What Is a Board Resolution?
A Board Resolution is a legal document that aids in defining the responsibilities of corporate offices as well as the outcome of any votes or selections the board takes with reference to the business. They are often written once a new board member is elected. However, they are also utilized when and/or if the business wishes to grow, recruit or fire a sizable many employees, sell shares, purchase any kind of intellectual property rights, and/or make any other big decisions that will have a substantial impact on the business. Board Resolutions are an accurate record of the choices made at a board meeting and may be found in the board minutes.
Criteria for Passing a Board Resolution
The board of directors is in charge of making major corporate decisions; nevertheless, they rarely participate in the day-to-day operations of the business.

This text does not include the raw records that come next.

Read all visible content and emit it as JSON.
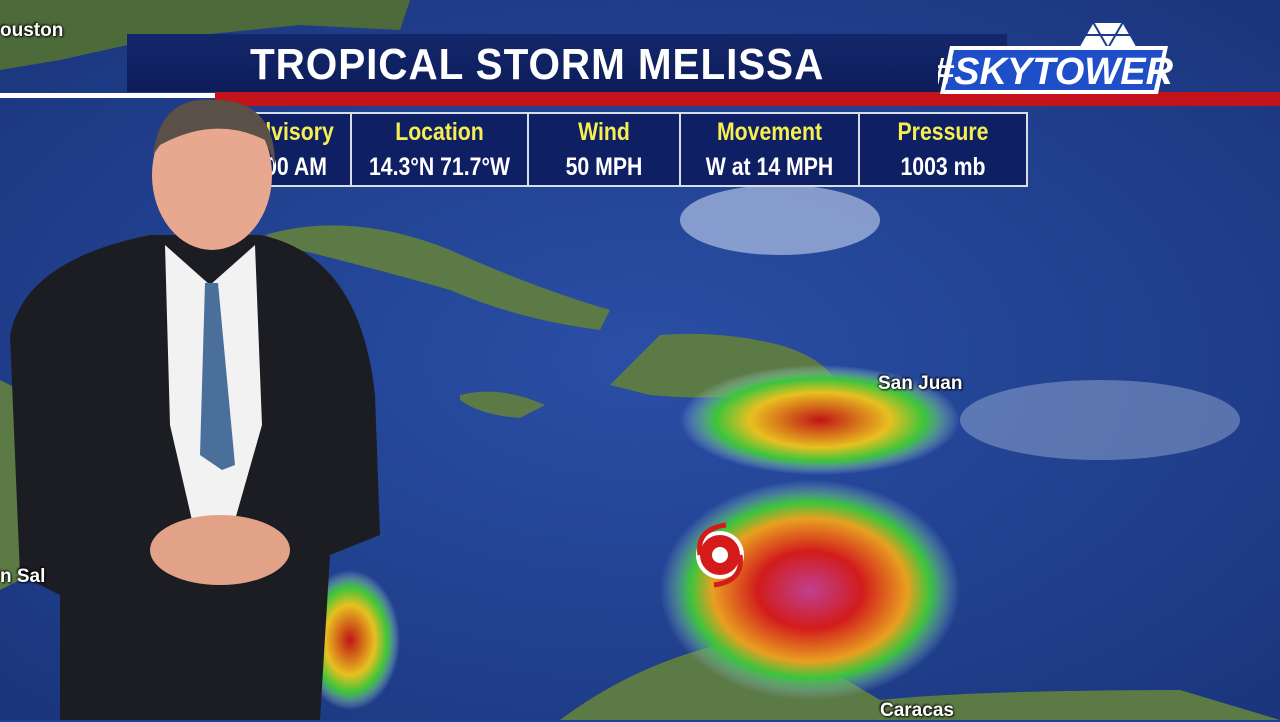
{
  "title": "TROPICAL STORM MELISSA",
  "logo_text": "#SkyTower",
  "info_table": [
    {
      "header": "dvisory",
      "value": "00 AM"
    },
    {
      "header": "Location",
      "value": "14.3°N  71.7°W"
    },
    {
      "header": "Wind",
      "value": "50 MPH"
    },
    {
      "header": "Movement",
      "value": "W at 14 MPH"
    },
    {
      "header": "Pressure",
      "value": "1003 mb"
    }
  ],
  "map_labels": {
    "houston": "ouston",
    "san_juan": "San Juan",
    "caracas": "Caracas",
    "san_salvador": "n Sal"
  },
  "storm_icon": "tropical-storm-icon",
  "colors": {
    "ocean": "#1f3f8f",
    "banner": "#13276b",
    "accent_red": "#c4121a",
    "header_yellow": "#f6ef52"
  }
}
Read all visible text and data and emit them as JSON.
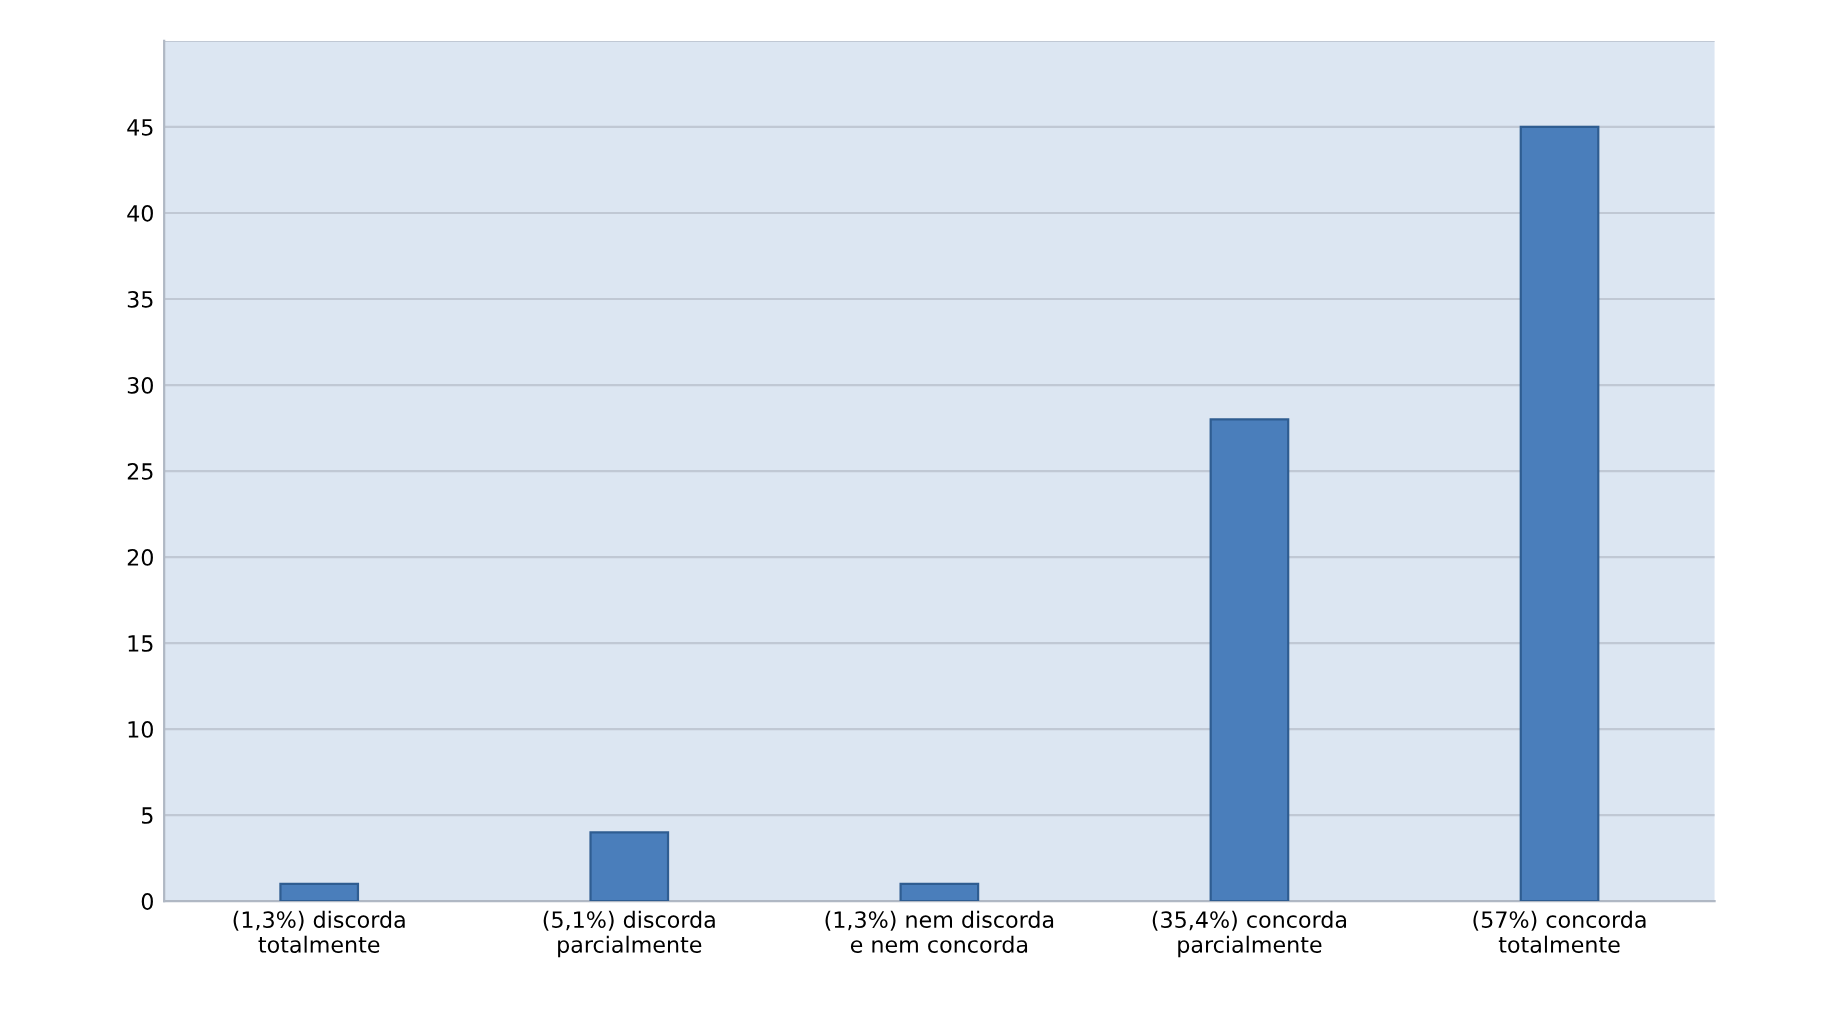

Board decisions trickle down the corporate structure, where they are carried out by the corresponding business divisions. Consequently, board meetings are not a routine, informal events.
A board resolution must meet two requirements in order to pass:
- Quorum – A company’s charter specifies the bare minimum of directors needed to call a board meeting. A quorum is a term for this minimal quantity. For instance, if a corporation sets quorum at 2, it implies that even if there are five total directors, at least two must attend each board meeting in order for a motion to be approved. The amount of quorum needed varies from company to company and mostly relies on the size of the enterprise.
- Chairwoman & Voting – To ensure a board meeting runs smoothly, the board designates one of them as the meeting’s chairperson. Additionally, this individual has the power to cast the deciding “casting a vote,” which is used when a proposal receives an equal number of votes from supporters and opponents. The board resolution’s certified final draft must be signed off on by the chair. Within a month following the meeting, the corporation records the board resolution in its books.
A Board Resolution Is Needed When?
Board decisions are not required to be submitted to any kind of oversight body, including the government. It is kept on file in case any significant shareholders want to confirm the acts the board of directors has taken on their behalf or for internal self-evaluation purposes. Alternately, as part of their audit/verification processes, some organizations, including banks, brokerage houses, the IRS, or the court, may need copies of a board resolution.
A board resolution is primarily required to document two things:
- to document decisions made at a board of directors meeting about corporate issues (apart from stock). A board resolution is another name for this;
- to document the choices taken by corporate shareholders about the firm stock. A business resolution is another name for this.
The board of most firms is made up of a combination of significant shareholders. However, certain businesses may have distinct boards for shareholders and directors. Their individual agreements specify the scope of their voting rights. Board resolutions are also referred to as business resolutions in certain circumstances.